Thread: C++ printout help

There are cout statements in the test2 function itself, which will of course be executed when test2 is run.

void is irrelevant. Since x is passed by reference, any changes made to x will affect ch back in main. Since c is passed by value, any changes made to c will not affect a in main.

31/26 = 1, if that's what you're asking. (Well, 1 remainder 5, but you didn't ask for the remainder.)

Ok what about x - 'x' and a+c assuming we cant use the asking code or whatever its called because this is part of a practice midterm and we wont be expected to know the asking codes for chars

could a +c = d?

I don't understand why changes made to x would affect ch I understand reference parameters but aren't they two distinct variables?

Originally Posted by C++Newb

I don't understand why changes made to x would affect ch I understand reference parameters but aren't they two distinct variables?

Then you don't understand reference parameters. The point of a reference parameter or reference variable is that there is not, in fact, a distinct variable created. A reference parameter/variable must refer to a previously created variable, and is merely an alias for that variable, not a distinct entity.

Originally Posted by C++Newb

could a +c = d?

You don't have a d in your code.

Ok so in this case their is only one previously created char variable so it is automatically going to reference that. If you had more then one previously created char variables how would you know which one it would reference?

Originally Posted by C++Newb

Ok so in this case their is only one previously created char variable so it is automatically going to reference that.

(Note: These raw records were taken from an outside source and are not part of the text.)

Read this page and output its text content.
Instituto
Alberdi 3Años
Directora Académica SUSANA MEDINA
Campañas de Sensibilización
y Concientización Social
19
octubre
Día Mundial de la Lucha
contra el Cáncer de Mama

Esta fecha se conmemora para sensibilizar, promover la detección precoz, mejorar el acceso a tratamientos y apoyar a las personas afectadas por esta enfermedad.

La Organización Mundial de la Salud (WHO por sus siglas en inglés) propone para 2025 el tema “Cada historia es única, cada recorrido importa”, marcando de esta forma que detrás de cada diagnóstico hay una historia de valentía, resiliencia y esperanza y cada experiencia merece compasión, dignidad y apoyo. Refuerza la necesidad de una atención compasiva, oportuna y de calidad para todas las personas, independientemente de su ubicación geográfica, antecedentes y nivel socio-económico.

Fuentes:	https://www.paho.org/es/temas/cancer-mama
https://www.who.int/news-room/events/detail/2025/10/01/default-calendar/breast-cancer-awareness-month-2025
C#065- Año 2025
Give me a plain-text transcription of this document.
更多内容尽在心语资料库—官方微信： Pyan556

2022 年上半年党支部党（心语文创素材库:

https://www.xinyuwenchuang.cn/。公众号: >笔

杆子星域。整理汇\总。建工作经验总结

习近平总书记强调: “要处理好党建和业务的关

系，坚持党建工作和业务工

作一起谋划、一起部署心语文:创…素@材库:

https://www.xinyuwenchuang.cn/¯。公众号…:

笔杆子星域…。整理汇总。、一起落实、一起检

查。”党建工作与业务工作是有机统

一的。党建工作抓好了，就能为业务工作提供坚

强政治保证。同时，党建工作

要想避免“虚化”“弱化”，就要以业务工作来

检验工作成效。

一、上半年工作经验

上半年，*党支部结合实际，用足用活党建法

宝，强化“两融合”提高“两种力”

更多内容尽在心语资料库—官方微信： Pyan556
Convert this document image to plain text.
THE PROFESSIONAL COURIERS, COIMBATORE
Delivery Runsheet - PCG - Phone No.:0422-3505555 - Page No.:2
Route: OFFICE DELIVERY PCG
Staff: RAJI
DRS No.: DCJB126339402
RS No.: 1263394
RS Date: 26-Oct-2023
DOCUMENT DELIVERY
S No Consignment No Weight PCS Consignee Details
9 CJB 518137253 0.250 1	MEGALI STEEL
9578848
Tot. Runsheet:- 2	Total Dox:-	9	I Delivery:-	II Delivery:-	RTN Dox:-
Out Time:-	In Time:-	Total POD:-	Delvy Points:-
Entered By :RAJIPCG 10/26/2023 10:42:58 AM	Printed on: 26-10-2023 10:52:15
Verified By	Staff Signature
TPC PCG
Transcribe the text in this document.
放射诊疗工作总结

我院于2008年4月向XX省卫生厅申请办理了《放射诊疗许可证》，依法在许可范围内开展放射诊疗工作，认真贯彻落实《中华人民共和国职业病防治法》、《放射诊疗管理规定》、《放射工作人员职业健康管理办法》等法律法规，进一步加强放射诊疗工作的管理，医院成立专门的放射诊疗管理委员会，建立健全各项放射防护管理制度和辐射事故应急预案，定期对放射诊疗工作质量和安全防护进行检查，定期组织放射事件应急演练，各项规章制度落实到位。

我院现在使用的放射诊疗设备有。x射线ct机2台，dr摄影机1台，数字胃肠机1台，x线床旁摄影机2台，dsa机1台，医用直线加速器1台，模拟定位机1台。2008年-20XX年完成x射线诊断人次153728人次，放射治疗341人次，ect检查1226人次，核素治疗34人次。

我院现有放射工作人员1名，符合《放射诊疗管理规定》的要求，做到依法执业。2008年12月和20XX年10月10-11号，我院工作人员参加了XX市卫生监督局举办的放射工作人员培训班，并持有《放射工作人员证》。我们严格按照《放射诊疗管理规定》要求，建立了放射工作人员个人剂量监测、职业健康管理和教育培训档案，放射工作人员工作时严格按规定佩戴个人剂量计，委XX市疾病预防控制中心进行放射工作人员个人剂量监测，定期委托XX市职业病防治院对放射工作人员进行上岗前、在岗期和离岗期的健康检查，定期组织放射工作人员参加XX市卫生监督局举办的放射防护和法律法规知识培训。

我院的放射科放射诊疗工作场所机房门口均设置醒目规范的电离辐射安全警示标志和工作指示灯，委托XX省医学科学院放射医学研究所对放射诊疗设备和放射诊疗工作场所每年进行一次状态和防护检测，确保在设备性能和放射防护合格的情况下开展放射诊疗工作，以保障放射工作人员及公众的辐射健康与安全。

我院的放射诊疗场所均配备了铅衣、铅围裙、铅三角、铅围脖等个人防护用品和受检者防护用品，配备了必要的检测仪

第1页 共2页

If you had more then one previously created char variables how would you know which one it would reference?

That's why you do the whole (putting things into parentheses) bit -- the bits in parentheses are what get passed to the function. The function knows only what has been passed into it.

And a+c is just a+c. It is the value of a plus the value of c. In your case, a is a global variable, and it is assigned the value 26. c gets the value passed into it in the function. The first time the value of a is used (again 26); the second time the value of b is used (1).

In the function a is assigned x - 'x' is it not? I understand it was initially assigned to 26 before the function was entered. you say c gets the value passed into it I dont see where anything is being passed into c.

Originally Posted by C++Newb

In the function a is assigned x - 'x' is it not? I understand it was initially assigned to 26 before the function was entered. you say c gets the value passed into it I dont see where anything is being passed into c.

Code:

test2(ch,a);

Still don't think anything is passed into c?

And yes, in the function a is assigned the value of x - 'x'. x is a reference to the first variable passed in, i.e. 'z', which is the number 122. 'x' is a number, specifically the number 120.